Soooo… I may be a bad person. Maybe.
Here’s the back story:
A coworker of mine had a baby via surrogate around the same time as Chick. Not only were we due around the same time, our babies were both born premature. He and his husband have been trying to have a child for years (everything from adoption to 4 failed surrogate pregnancies) so I was really very happy when I learned they were expecting a child. If anyone knows the long, hard road to fertility, it’s me…
But this is where our stories diverge.
Said co-worker, “Pea” as he will be known from here on out, isn’t just a coworker, he is the head of my unit. Which means he makes bank. Upon learning that he and his husband were expecting, Pea sold his fancy loft in the city and moved to a multi-million dollar home in the ‘burbs. His husband stays at home with their daughter. They hire a babysitter once a week so they can have a date night. They also hired a night nanny when their child was teeny so that they could get a good night’s sleep.
“Reserving judgments is a matter of infinite hope.” -The Great Gatsby
Um… yeah. That’s not my life. There are times I feel a bit like Nick Caraway in The Great Gatsby. I can see the fancy, but I always return at the end of the day to my tiny cottage just next door to Pea’s metaphorical (and come to think of it, LITERAL) mansion.
Because our kids are close in age, Pea will occasionally ask me how Chick is doing. Specifically, if Chick is eating solids yet, rolling over, playing with sensory toys, etc. It wasn’t until recently I realized he is comparing his child to mine. It’s like Chick is a litmus test. On one hand, I get it… as new parents, you don’t know what is normal. On the other hand, I’m not entirely comfortable with the tone of some of these conversations.
And still I’ve managed to be mostly pleased for him. Sure, there are times where I just marvel at what having money can do. Yes, there are times when I wish I could provide X for Chick or Mr. O if only I made a kagillion dollars. But these times are mostly fleeting.

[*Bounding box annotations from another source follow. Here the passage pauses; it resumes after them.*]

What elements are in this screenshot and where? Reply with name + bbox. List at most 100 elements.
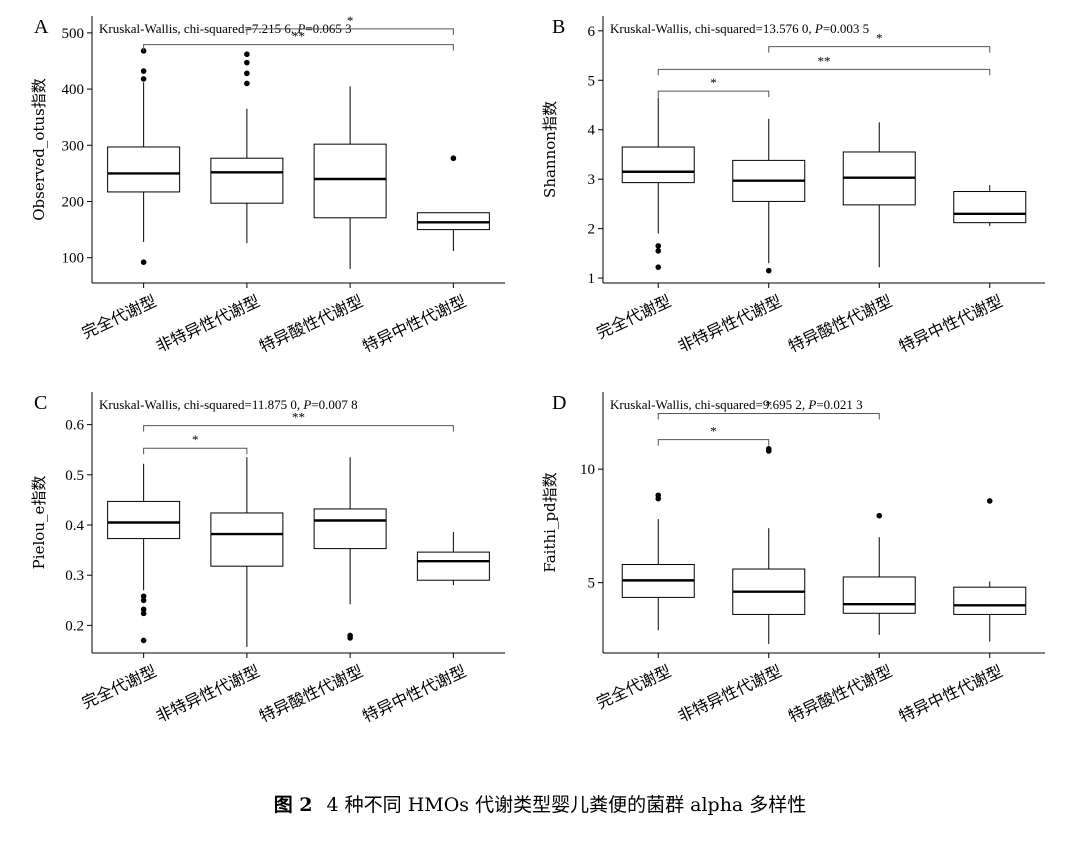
kruskal-wallis-stat: Kruskal-Wallis, chi-squared=11.875 0, P=… bbox=[99, 397, 358, 412]
bracket-line bbox=[657, 90, 770, 98]
significance-label: * bbox=[766, 398, 773, 413]
outlier-point bbox=[244, 51, 250, 58]
y-tick-label: 200 bbox=[62, 194, 85, 210]
x-category-label: 特异中性代谢型 bbox=[896, 291, 1006, 356]
box-4 bbox=[953, 498, 1027, 642]
kruskal-wallis-stat: Kruskal-Wallis, chi-squared=9.695 2, P=0… bbox=[610, 397, 863, 412]
y-tick-label: 2 bbox=[588, 222, 596, 238]
outlier-point bbox=[140, 68, 147, 74]
bracket-line bbox=[143, 44, 454, 51]
y-tick-label: 5 bbox=[588, 73, 596, 89]
significance-label: ** bbox=[292, 410, 305, 425]
significance-label: * bbox=[876, 31, 883, 46]
box-1 bbox=[107, 48, 181, 266]
outlier-point bbox=[140, 76, 147, 82]
box-1 bbox=[621, 492, 695, 631]
significance-bracket: * bbox=[657, 75, 770, 98]
bracket-line bbox=[143, 425, 454, 432]
panel-letter: B bbox=[552, 16, 565, 38]
significance-bracket: ** bbox=[143, 29, 454, 51]
x-category-label: 完全代谢型 bbox=[79, 661, 160, 712]
panel-d: D Kruskal-Wallis, chi-squared=9.695 2, P=… bbox=[541, 392, 1045, 726]
bracket-line bbox=[143, 447, 248, 455]
box-4 bbox=[953, 185, 1027, 227]
x-category-label: 完全代谢型 bbox=[79, 291, 160, 342]
significance-label: * bbox=[710, 424, 717, 439]
x-category-label: 非特异性代谢型 bbox=[675, 291, 785, 356]
x-category-label: 完全代谢型 bbox=[593, 661, 674, 712]
figure-caption: 图 2 4 种不同 HMOs 代谢类型婴儿粪便的菌群 alpha 多样性 bbox=[0, 790, 1080, 817]
y-tick-label: 500 bbox=[62, 26, 85, 42]
figure-number: 图 2 bbox=[273, 794, 313, 816]
box-1 bbox=[621, 97, 695, 270]
outlier-point bbox=[140, 259, 147, 266]
box-2 bbox=[732, 445, 806, 644]
panel-letter: D bbox=[552, 392, 566, 414]
y-tick-label: 400 bbox=[62, 82, 85, 98]
outlier-point bbox=[655, 243, 662, 249]
y-tick-label: 100 bbox=[62, 251, 85, 267]
x-category-label: 特异酸性代谢型 bbox=[256, 661, 366, 726]
box-3 bbox=[313, 457, 387, 641]
box-3 bbox=[842, 122, 916, 268]
box-2 bbox=[732, 118, 806, 274]
y-tick-label: 4 bbox=[588, 123, 596, 139]
x-category-label: 特异中性代谢型 bbox=[360, 291, 470, 356]
y-tick-label: 0.3 bbox=[65, 568, 84, 584]
significance-bracket: ** bbox=[657, 53, 991, 76]
significance-bracket: * bbox=[143, 432, 248, 455]
x-category-label: 特异中性代谢型 bbox=[896, 661, 1006, 726]
outlier-point bbox=[244, 59, 250, 66]
significance-label: * bbox=[347, 13, 354, 28]
x-category-label: 完全代谢型 bbox=[593, 291, 674, 342]
box-4 bbox=[416, 155, 490, 251]
significance-bracket: * bbox=[657, 398, 880, 420]
significance-bracket: * bbox=[246, 13, 454, 35]
y-tick-label: 5 bbox=[588, 576, 596, 592]
iqr-box bbox=[621, 146, 695, 184]
iqr-box bbox=[210, 157, 284, 204]
outlier-point bbox=[140, 606, 147, 613]
y-axis-label: Observed_otus指数 bbox=[30, 78, 48, 221]
y-tick-label: 10 bbox=[580, 462, 595, 478]
kruskal-wallis-stat: Kruskal-Wallis, chi-squared=13.576 0, P=… bbox=[610, 21, 869, 36]
significance-label: * bbox=[710, 75, 717, 90]
outlier-point bbox=[655, 248, 662, 254]
outlier-point bbox=[140, 48, 147, 54]
outlier-point bbox=[450, 155, 457, 162]
iqr-box bbox=[313, 508, 387, 550]
figure-caption-text: 4 种不同 HMOs 代谢类型婴儿粪便的菌群 alpha 多样性 bbox=[326, 794, 807, 816]
significance-label: * bbox=[192, 432, 199, 447]
x-category-label: 非特异性代谢型 bbox=[153, 291, 263, 356]
bracket-line bbox=[768, 46, 991, 53]
outlier-point bbox=[244, 80, 250, 87]
panel-letter: A bbox=[34, 16, 49, 38]
bracket-line bbox=[657, 413, 880, 420]
outlier-point bbox=[655, 264, 662, 270]
outlier-point bbox=[140, 637, 147, 644]
significance-bracket: * bbox=[657, 424, 770, 446]
outlier-point bbox=[765, 267, 772, 274]
y-axis-label: Shannon指数 bbox=[541, 101, 559, 198]
iqr-box bbox=[210, 512, 284, 567]
box-2 bbox=[210, 51, 284, 244]
y-tick-label: 300 bbox=[62, 138, 85, 154]
bracket-line bbox=[657, 439, 770, 446]
box-3 bbox=[313, 86, 387, 269]
box-4 bbox=[416, 532, 490, 586]
bracket-line bbox=[246, 28, 454, 35]
x-category-label: 非特异性代谢型 bbox=[675, 661, 785, 726]
outlier-point bbox=[140, 593, 147, 600]
box-2 bbox=[210, 457, 284, 647]
y-tick-label: 0.4 bbox=[65, 518, 84, 534]
box-1 bbox=[107, 463, 181, 644]
x-category-label: 特异酸性代谢型 bbox=[785, 661, 895, 726]
panel-letter: C bbox=[34, 392, 47, 414]
panel-a: A Kruskal-Wallis, chi-squared=7.215 6, P=… bbox=[30, 13, 505, 356]
x-category-label: 特异中性代谢型 bbox=[360, 661, 470, 726]
panel-c: C Kruskal-Wallis, chi-squared=11.875 0, P… bbox=[30, 392, 505, 726]
outlier-point bbox=[765, 445, 772, 452]
iqr-box bbox=[107, 146, 181, 193]
x-category-label: 特异酸性代谢型 bbox=[256, 291, 366, 356]
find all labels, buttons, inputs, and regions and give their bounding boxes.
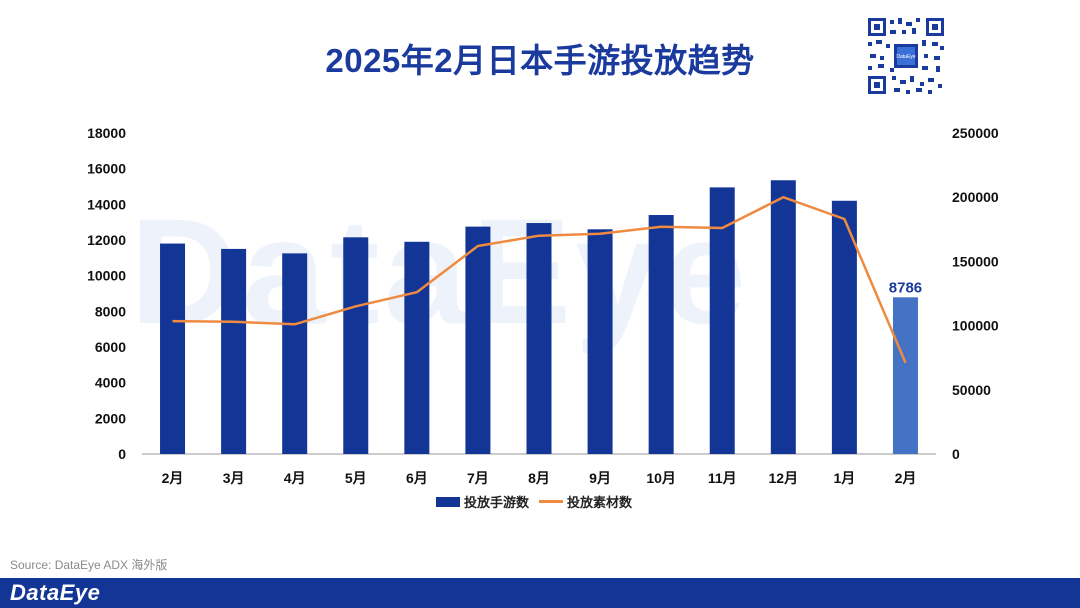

Recently, Pea and I were catching up over the proverbial water cooler when he drops the bomb. He and his husband are trying for another child. They found another surrogate and had just completed an FET. I was kinda gobsmacked. I can’t imagine having another child right now. Chick consumes so much of my time, even when I’m not with him. How on earth can they be starting on another child so soon? I will admit it– I got judgey. (On the inside. All on the inside, because I have the best polite poker face ever.)
I’m not really happy with my reaction to this. It’s complicated. I’m about to be completely honest here in an effort to get to the bottom of this… *gulp*
First, is it because they are wealthy? Not only can they afford to buy a fancy house, have a parent stay at home, hire a night nurse, and all the rest, they can afford another surrogate. Mr. O and I are just making it work with the cost of daycare, diapers, etc., while still meeting all our financial obligations. A second baby right now would make my bank account implode.
Second, is it because they are men? Even if I wanted to, I couldn’t start on child #2 right now because my body is still recovering. (It takes between a year and 18 months to fully recover from pregnancy and childbirth.) Not to mention that I’m still supporting Chick through breastfeeding. Because neither of them is carrying the physical burden of this child, they can bounce into baby #2 much easier than I could.
Third, is it because they are having a baby at all? As so many of you know first hand, there is a part of me that will be infertile forever. Birth announcements still sting a little, even though I have a baby of my own. I see pregnant women and I cringe (all on the inside.) Infertility is a wound that doesn’t heal, never fully.
Or four… is it a big ol’ sauce of all three?
In all of this is the lingering question of why another person’s happiness has to reflect on my own. I don’t think I’m alone in this– keeping up with and feeling insecure about the Joneses is as American as apple pie. I do wish I were better at keep that nagging need for comparison at bay.